Relation between the Selmer group and the ideal class group Let  $E/K$ be an elliptic curve defined over the number field $K$. Does exist any relation between the $p$-Selmer groups of $E/K$ and the ideal class group $Cl(K)$ of $K$?
 A: The standard reference is Schaefer. For more accessible examples see the articles by Eisenbeis, Frey and Ommerborn and by Washington; see also my answer to this question on MO.
A: Franz Lemmermeyer's answer points out to a connection.

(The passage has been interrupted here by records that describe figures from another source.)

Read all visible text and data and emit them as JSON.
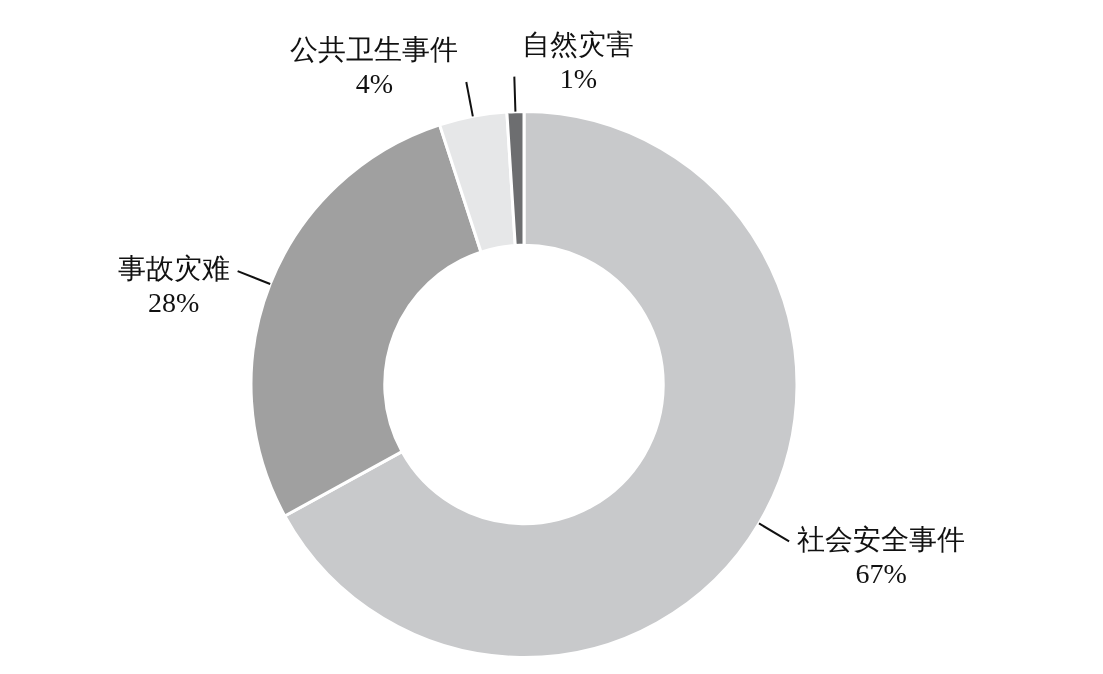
{
  "chart_data": {
    "type": "donut",
    "categories": [
      "社会安全事件",
      "事故灾难",
      "公共卫生事件",
      "自然灾害"
    ],
    "values": [
      67,
      28,
      4,
      1
    ],
    "colors": [
      "#c8c9cb",
      "#a0a0a0",
      "#e6e7e8",
      "#6d6e70"
    ],
    "value_labels": [
      "67%",
      "28%",
      "4%",
      "1%"
    ],
    "legend": false
  }
}
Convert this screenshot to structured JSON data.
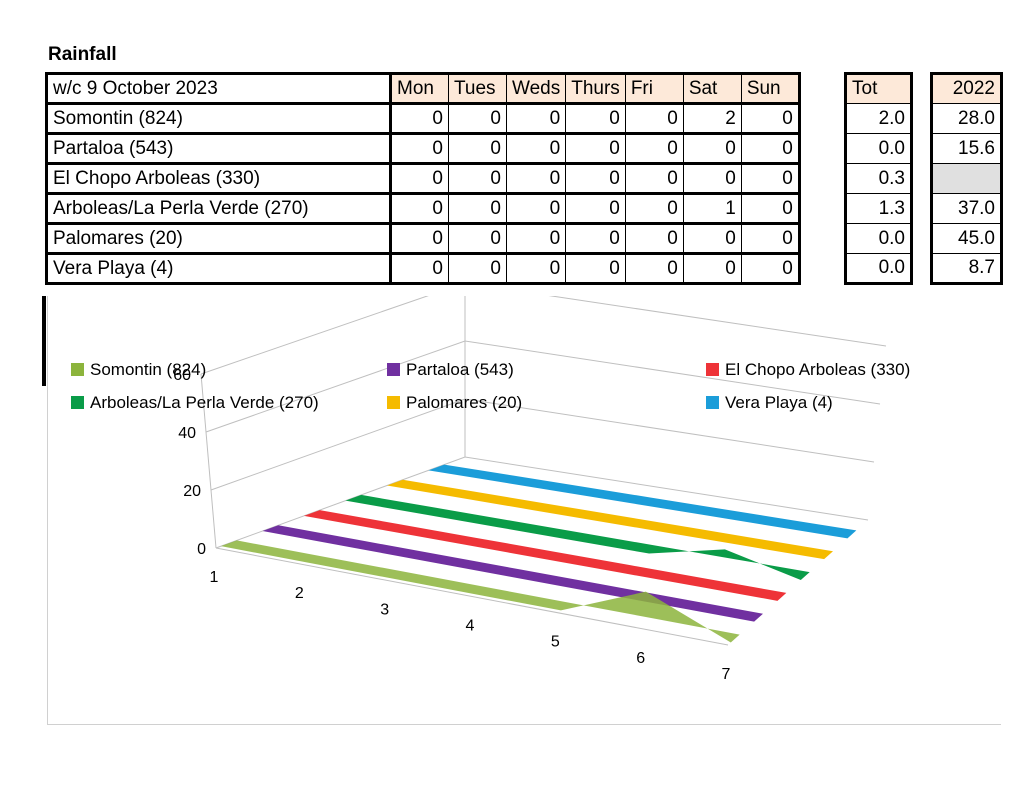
{
  "title": "Rainfall",
  "table": {
    "week_label": "w/c 9 October 2023",
    "days": [
      "Mon",
      "Tues",
      "Weds",
      "Thurs",
      "Fri",
      "Sat",
      "Sun"
    ],
    "tot_header": "Tot",
    "year_header": "2022",
    "rows": [
      {
        "name": "Somontin (824)",
        "days": [
          "0",
          "0",
          "0",
          "0",
          "0",
          "2",
          "0"
        ],
        "tot": "2.0",
        "year": "28.0"
      },
      {
        "name": "Partaloa (543)",
        "days": [
          "0",
          "0",
          "0",
          "0",
          "0",
          "0",
          "0"
        ],
        "tot": "0.0",
        "year": "15.6"
      },
      {
        "name": "El Chopo Arboleas (330)",
        "days": [
          "0",
          "0",
          "0",
          "0",
          "0",
          "0",
          "0"
        ],
        "tot": "0.3",
        "year": ""
      },
      {
        "name": "Arboleas/La Perla Verde (270)",
        "days": [
          "0",
          "0",
          "0",
          "0",
          "0",
          "1",
          "0"
        ],
        "tot": "1.3",
        "year": "37.0"
      },
      {
        "name": "Palomares (20)",
        "days": [
          "0",
          "0",
          "0",
          "0",
          "0",
          "0",
          "0"
        ],
        "tot": "0.0",
        "year": "45.0"
      },
      {
        "name": "Vera Playa (4)",
        "days": [
          "0",
          "0",
          "0",
          "0",
          "0",
          "0",
          "0"
        ],
        "tot": "0.0",
        "year": "8.7"
      }
    ]
  },
  "chart_data": {
    "type": "area",
    "variant": "3d",
    "x": [
      "1",
      "2",
      "3",
      "4",
      "5",
      "6",
      "7"
    ],
    "y_ticks": [
      "0",
      "20",
      "40",
      "60"
    ],
    "ylim": [
      0,
      60
    ],
    "grid": true,
    "legend_position": "bottom",
    "series": [
      {
        "name": "Somontin (824)",
        "color": "#8cb43c",
        "values": [
          0,
          0,
          0,
          0,
          0,
          2,
          0
        ]
      },
      {
        "name": "Partaloa (543)",
        "color": "#7030a0",
        "values": [
          0,
          0,
          0,
          0,
          0,
          0,
          0
        ]
      },
      {
        "name": "El Chopo Arboleas (330)",
        "color": "#ee3338",
        "values": [
          0,
          0,
          0,
          0,
          0,
          0,
          0
        ]
      },
      {
        "name": "Arboleas/La Perla Verde (270)",
        "color": "#0a9c48",
        "values": [
          0,
          0,
          0,
          0,
          0,
          1,
          0
        ]
      },
      {
        "name": "Palomares (20)",
        "color": "#f5bb00",
        "values": [
          0,
          0,
          0,
          0,
          0,
          0,
          0
        ]
      },
      {
        "name": "Vera Playa (4)",
        "color": "#1b9dd9",
        "values": [
          0,
          0,
          0,
          0,
          0,
          0,
          0
        ]
      }
    ]
  }
}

Let me point out in the converse direction that believable heuristics suggest that if $E(\mathbb Q)=0$, then $\operatorname{Sel}_p(E)$ should be random among commutative $p$-groups with a non-degenerate alternating bilinear pairing (to be a little more precise, the means that the weighted average of a reasonable function on all isomorphism classes of such groups should equal the same weighted average on $p$-Selmer groups of rank zero rational elliptic curves).
These heuristics are far from being established of course, but they are considered excellent guidelines and suggest that in some sense, everything can happen for $p$-Selmer groups when $E$ ranges over all elliptic curves over $\mathbb Q$, and anything does happen just as often as it should for random groups. This hints at a strong logical constraint on any potential connection between $\operatorname{Cl}(\mathcal O_K)[p^{\infty}]$ and $\operatorname{Sel}_p(E)$ for general $K$ and $E$.
Heuristics on Tate-Shafarevitch Groups of Elliptic Curves Defined over $\mathbb Q$ C.Delaunay, Experiment. Math. (2001).